An improvisation-like introduction of quickly thrown virtuoso manuals is stopped three times by the lowest pedal tone before the pedal begins its own extensive solo. The following, by far the most extensive section of the first movement is clearly inspired by the Italian concerto style; it is based on a few motifs that are contrapuntal against each other. Similar to tutti and solo passages, Bach alternates between full-grip and more transparent textures - the unanimous virtuosity of the introduction is no longer taken up.

The slow movement consists of a delicate, arioso melody of the right hand over a simple chordal accompaniment; the sentence modulates first to the dominant , then to the subdominant and back. Here a short solo cadenza leads into a painful, emphatic swan song, which is characterized by strongly chromatic progressions, suspicions and dissonances ; the tempo designation Grave makes the harmonious intensification visible as if in slow motion.

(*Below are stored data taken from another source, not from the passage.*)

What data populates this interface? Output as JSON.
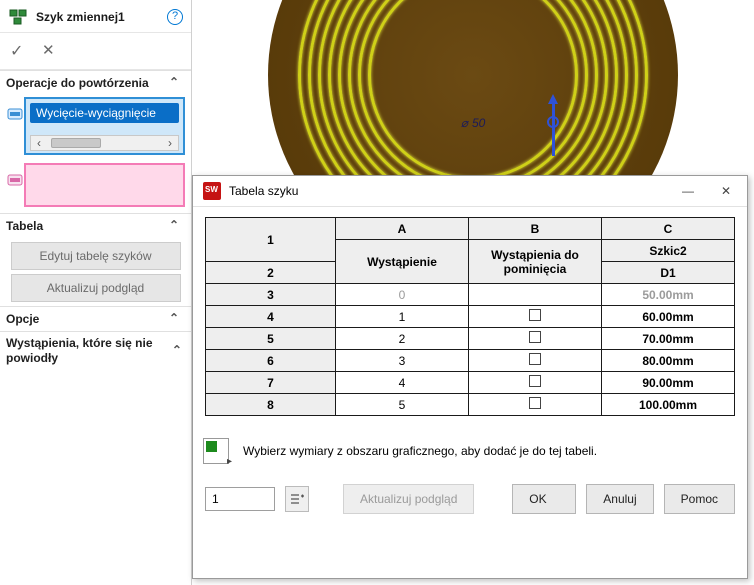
{
  "pm": {
    "title": "Szyk zmiennej1",
    "sections": {
      "ops": "Operacje do powtórzenia",
      "table": "Tabela",
      "options": "Opcje",
      "failed": "Wystąpienia, które się nie powiodły"
    },
    "feature_item": "Wycięcie-wyciągnięcie",
    "buttons": {
      "edit_table": "Edytuj tabelę szyków",
      "update_preview": "Aktualizuj podgląd"
    }
  },
  "viewport": {
    "dimension_label": "50"
  },
  "dialog": {
    "title": "Tabela szyku",
    "col_letters": [
      "A",
      "B",
      "C"
    ],
    "headers": {
      "instance": "Wystąpienie",
      "skip": "Wystąpienia do pominięcia",
      "sketch": "Szkic2",
      "sketch_sub": "D1"
    },
    "rows": [
      {
        "n": "3",
        "inst": "0",
        "skip": "",
        "d1": "50.00mm",
        "base": true
      },
      {
        "n": "4",
        "inst": "1",
        "skip": "cb",
        "d1": "60.00mm"
      },
      {
        "n": "5",
        "inst": "2",
        "skip": "cb",
        "d1": "70.00mm"
      },
      {
        "n": "6",
        "inst": "3",
        "skip": "cb",
        "d1": "80.00mm"
      },
      {
        "n": "7",
        "inst": "4",
        "skip": "cb",
        "d1": "90.00mm"
      },
      {
        "n": "8",
        "inst": "5",
        "skip": "cb",
        "d1": "100.00mm"
      }
    ],
    "head_row_1": "1",
    "head_row_2": "2",
    "hint": "Wybierz wymiary z obszaru graficznego, aby dodać je do tej tabeli.",
    "spinner_value": "1",
    "buttons": {
      "update": "Aktualizuj podgląd",
      "ok": "OK",
      "cancel": "Anuluj",
      "help": "Pomoc"
    }
  }
}
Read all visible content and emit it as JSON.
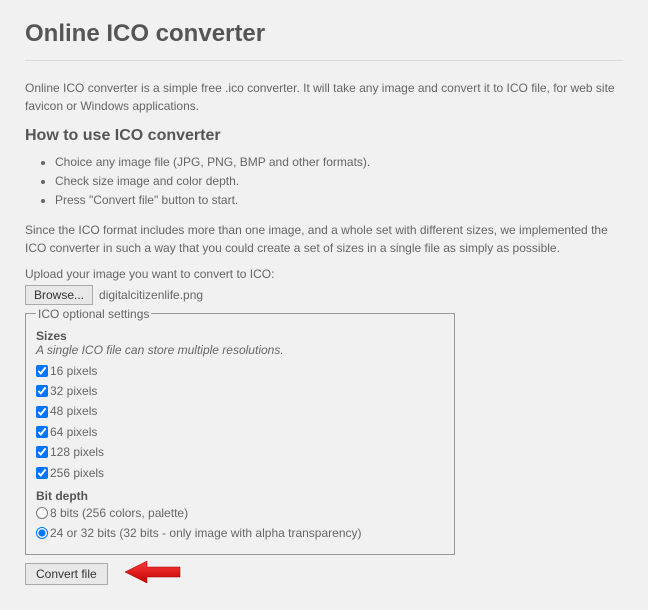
{
  "title": "Online ICO converter",
  "intro": "Online ICO converter is a simple free .ico converter. It will take any image and convert it to ICO file, for web site favicon or Windows applications.",
  "howto_heading": "How to use ICO converter",
  "steps": [
    "Choice any image file (JPG, PNG, BMP and other formats).",
    "Check size image and color depth.",
    "Press \"Convert file\" button to start."
  ],
  "description": "Since the ICO format includes more than one image, and a whole set with different sizes, we implemented the ICO converter in such a way that you could create a set of sizes in a single file as simply as possible.",
  "upload_label": "Upload your image you want to convert to ICO:",
  "browse_label": "Browse...",
  "filename": "digitalcitizenlife.png",
  "fieldset_legend": "ICO optional settings",
  "sizes_title": "Sizes",
  "sizes_note": "A single ICO file can store multiple resolutions.",
  "sizes": [
    {
      "label": "16 pixels"
    },
    {
      "label": "32 pixels"
    },
    {
      "label": "48 pixels"
    },
    {
      "label": "64 pixels"
    },
    {
      "label": "128 pixels"
    },
    {
      "label": "256 pixels"
    }
  ],
  "bitdepth_title": "Bit depth",
  "bitdepth": [
    {
      "label": "8 bits (256 colors, palette)"
    },
    {
      "label": "24 or 32 bits (32 bits - only image with alpha transparency)"
    }
  ],
  "convert_label": "Convert file"
}
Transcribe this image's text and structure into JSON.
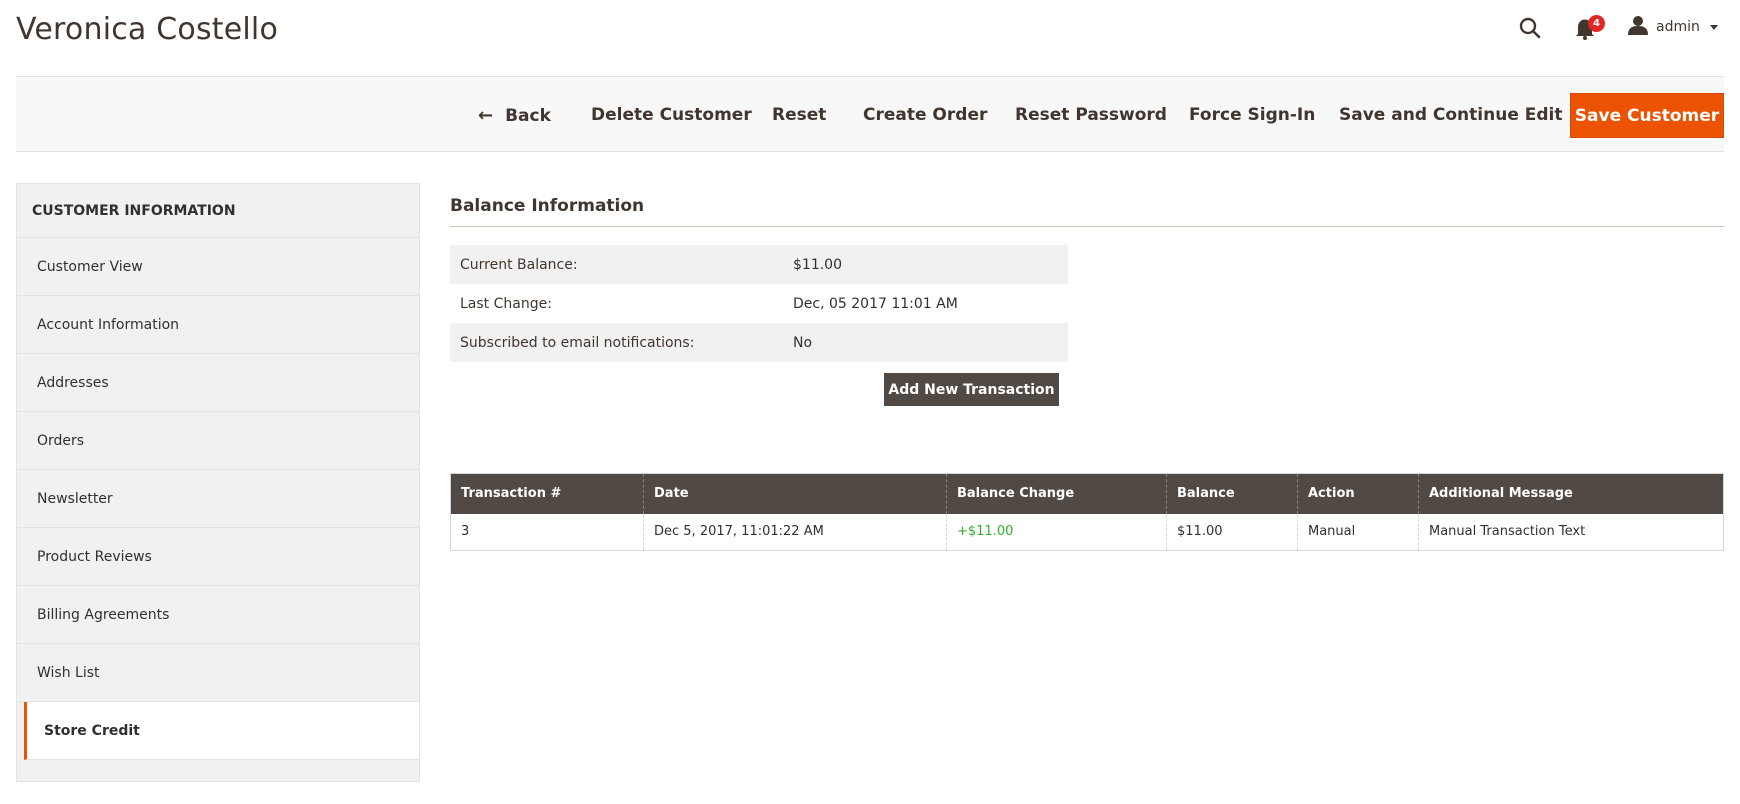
{
  "page": {
    "title": "Veronica Costello"
  },
  "header": {
    "search_icon": "search-icon",
    "notifications": {
      "icon": "bell-icon",
      "count": "4"
    },
    "user": {
      "icon": "user-icon",
      "label": "admin"
    }
  },
  "toolbar": {
    "back_label": "Back",
    "delete_label": "Delete Customer",
    "reset_label": "Reset",
    "create_order_label": "Create Order",
    "reset_password_label": "Reset Password",
    "force_signin_label": "Force Sign-In",
    "save_continue_label": "Save and Continue Edit",
    "save_label": "Save Customer"
  },
  "sidebar": {
    "heading": "CUSTOMER INFORMATION",
    "items": [
      {
        "label": "Customer View"
      },
      {
        "label": "Account Information"
      },
      {
        "label": "Addresses"
      },
      {
        "label": "Orders"
      },
      {
        "label": "Newsletter"
      },
      {
        "label": "Product Reviews"
      },
      {
        "label": "Billing Agreements"
      },
      {
        "label": "Wish List"
      },
      {
        "label": "Store Credit",
        "active": true
      }
    ]
  },
  "balance": {
    "title": "Balance Information",
    "rows": [
      {
        "label": "Current Balance:",
        "value": "$11.00"
      },
      {
        "label": "Last Change:",
        "value": "Dec, 05 2017 11:01 AM"
      },
      {
        "label": "Subscribed to email notifications:",
        "value": "No"
      }
    ],
    "add_button_label": "Add New Transaction"
  },
  "transactions": {
    "columns": [
      "Transaction #",
      "Date",
      "Balance Change",
      "Balance",
      "Action",
      "Additional Message"
    ],
    "rows": [
      [
        "3",
        "Dec 5, 2017, 11:01:22 AM",
        "+$11.00",
        "$11.00",
        "Manual",
        "Manual Transaction Text"
      ]
    ]
  },
  "colors": {
    "accent": "#eb5202",
    "dark": "#514943",
    "positive": "#2db22d",
    "badge": "#e22626"
  }
}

The final four-part fugue uses a clearly violinist theme with pauses in the dance-like six-eight time. As a counterpoint, Bach establishes a sixteenth- note scale motif that fills the pauses between the themes and, in the first interlude, evokes associations with the final movement of the third Brandenburg Concerto . The proximity to the concertante style also becomes clear in the further course through the use of thirds of the fugue theme and interlocking sixteenth-note motifs at the ends of the movements. A virtuoso cadenza-like passage that leads into the laconically short final chord is reminiscent of the beginning of the toccata from a distance and thus brings the work to a convincing end.

Emergence

Although the melodic material is unmistakably Bach, the style and structure of the opening bars of the toccata are reminiscent of those of the Prelude, Fugue and Chaconne in C major by Dietrich Buxtehude (BuxWV 137), whom Bach had visited a few years earlier, and whose music is his Clearly influenced style. On the other hand, many details of the work clearly show the influence of the concertante Italian style before Bach got to know Antonio Vivaldi's newer style around 1713/14 .

The idea inserted between Prelude and Fugue slow movement must Bach have tied up for years one - so there from Prelude and Fugue in C major (BWV 545) an early version in B flat major with the middle movement, which later in the Major Organ Sonata in C should appear .

effect

Ferruccio Busoni arranged the work for piano. Nevertheless, the Toccata in C major is clearly overshadowed by the public perception of the better-known Toccata in D minor . The Adagio was published by Pau Casals as a single movement for violoncello with piano accompaniment; in this version the sentence became known.

Individual evidence

  1. ^ Christoph Wolff : Johann Sebastian Bach , 2nd edition 2007. S. Fischer, Frankfurt am Main, ISBN 978-3-596-16739-5
  2. ^ Statement from the English Wikipedia; could not be verified in other literature so far.

Jean-Claude Zehnder, Giuseppe Torelli and Johann Sebastian Bach. To Bach's Weimar concert form. In: Bach Yearbook 1991, pp. 33–96.